Another disturbing dream was when I was quite young, and I was in grandfather’s garage and God was chasing me around a wicker doll buggy.  I was terrified, and when I close my eyes I can picture the scene.   I had the impression that it was God, but he looked more like an old Father Time persona, complete with white robe and long, flowing white beard.

In that same era my little Self also experienced a beautiful dream, which presented like a suddenly-technicolor scene in a Disney movie–with a colorful panorama of flowers and little animals cavorting in a pastoral setting.     This impression of the movie screen changing from sepia to brilliant Technicolor, was used effectively in the movies produced at the transition period when the use of color was new.

These dreams of seventy-some years ago, and the fact that I remember them so vividly, may have had something to do with my general fear of the movies.   I was petrified, scared to death.   Maybe because the theater was dark, and the screen was enormous–the size of a wall, creating images of real actors who were literally gigantic.

My well-meaning grandparents were hell-bent on introducing me to the delightful and adorable child actress, Shirley Temple, who was the cutest child in the world at the time, (according to her legion of fans,) and would have been nowhere near as terrifying had she not been presented in giant proportions on screen.

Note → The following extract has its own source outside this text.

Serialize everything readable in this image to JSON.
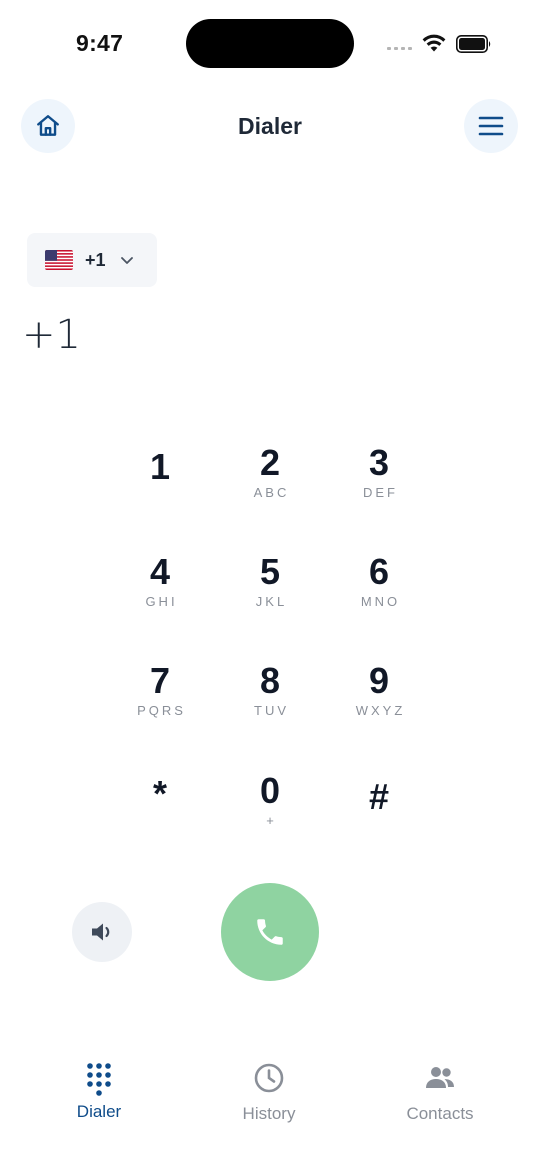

Just the thought of that dark cavern with the giant people and booming sound makes my heart freeze.

It was years later, when I was about twelve, that I could finally attend movies in a theater.   And yes, that was back in the day when television was finally getting to the masses, but my parents didn’t get TV until about 1950, and by then those movies were not near as intimidating on a 12-inch screen.    Matt Dillon (Gunsmoke) was my parents favorite, and they really wanted me to share the excitement and charm of Gunsmoke and other “shoot-’em-ups.”

Just think about how scary some of these modern horror movies would have been on the giant screen….I’d still be hiding!